I was surprised that I had used up all of the windshield spray because I had gone for a full service oil change (which includes filling up the windshield fluid) fairly recently. While in Brooklyn I was disappointed that none of the stores I went into had windshield wiper fluid (not in the seforim stores or the pizza shop).
On my way home I stopped at a gas station and purchased a big bottle. I opened the hood, eventually found the right place, and poured in the liquid. It was strange that it didn’t take much to fill it. I quickly realized that the problem wasn’t a lack of fluid. The problem was that whoever had done my oil change had diluted the fluid with water to save a few cents. In the freezing weather that water had frozen over, and now blocked the rest of the fluid from emerging.
So on the way home, instead of pouring water on my windshield, I was pouring from a big bottle of windshield wiper fluid onto my windshield.

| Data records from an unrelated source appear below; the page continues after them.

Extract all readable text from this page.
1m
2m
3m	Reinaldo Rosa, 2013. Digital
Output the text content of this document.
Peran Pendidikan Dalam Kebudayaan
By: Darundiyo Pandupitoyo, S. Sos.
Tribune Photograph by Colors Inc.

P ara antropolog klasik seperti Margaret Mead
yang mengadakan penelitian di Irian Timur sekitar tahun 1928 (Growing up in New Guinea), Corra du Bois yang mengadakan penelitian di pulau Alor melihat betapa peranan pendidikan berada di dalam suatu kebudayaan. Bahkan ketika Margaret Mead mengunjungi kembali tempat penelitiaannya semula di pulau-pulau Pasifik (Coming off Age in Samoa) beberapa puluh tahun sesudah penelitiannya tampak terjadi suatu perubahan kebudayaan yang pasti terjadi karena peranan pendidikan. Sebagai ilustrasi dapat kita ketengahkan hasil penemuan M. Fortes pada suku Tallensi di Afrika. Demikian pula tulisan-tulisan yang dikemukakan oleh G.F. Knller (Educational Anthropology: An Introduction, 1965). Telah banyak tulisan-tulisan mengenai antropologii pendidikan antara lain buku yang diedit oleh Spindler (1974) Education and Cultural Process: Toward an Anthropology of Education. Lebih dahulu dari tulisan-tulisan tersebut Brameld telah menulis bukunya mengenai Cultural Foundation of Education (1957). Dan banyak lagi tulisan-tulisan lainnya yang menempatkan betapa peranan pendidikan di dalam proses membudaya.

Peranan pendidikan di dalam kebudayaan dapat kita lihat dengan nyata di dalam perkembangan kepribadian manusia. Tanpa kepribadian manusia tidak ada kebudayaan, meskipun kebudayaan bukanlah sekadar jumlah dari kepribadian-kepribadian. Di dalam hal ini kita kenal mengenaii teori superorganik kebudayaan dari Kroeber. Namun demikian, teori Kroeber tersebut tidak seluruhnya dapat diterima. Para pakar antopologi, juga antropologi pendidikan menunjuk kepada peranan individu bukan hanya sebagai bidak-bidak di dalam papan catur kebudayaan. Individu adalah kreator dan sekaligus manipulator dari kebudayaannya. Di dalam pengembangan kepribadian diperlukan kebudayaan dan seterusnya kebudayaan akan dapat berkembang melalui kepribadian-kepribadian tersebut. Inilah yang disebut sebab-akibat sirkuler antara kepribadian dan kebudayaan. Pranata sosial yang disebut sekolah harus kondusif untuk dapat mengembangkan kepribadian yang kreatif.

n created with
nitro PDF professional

In life, and we have no choice but to forge ahead. But life is full of complexities and questions. We drive ahead with a windshield full of debris that obscures us from having comfortable clarity of the events surrounding us. There are rare moments when we are granted the temporary ability to see through a clear and clean windshield – moments of joy, celebration, as well as the downfall of the wicked. But those moments are few and far between, and very quickly our windshield clouds up again, veiling us from seeing the road that lies ahead of us, or the merging traffic.
Last week, Klal Yisroel was shocked by the tragic events suffered by the Gross family. A miracle involving their surviving sons (who should continue to have a refuah sheleimah) was befuddled by the unspeakable loss of their two beautiful young daughters. It’s indeed hard to see the road ahead!
Our only comfort lies in knowing that ultimately we are not the drivers. We are but passengers being driven by the Divine, with a windshield sparkling clear, on a road that leads straight ahead to eternity.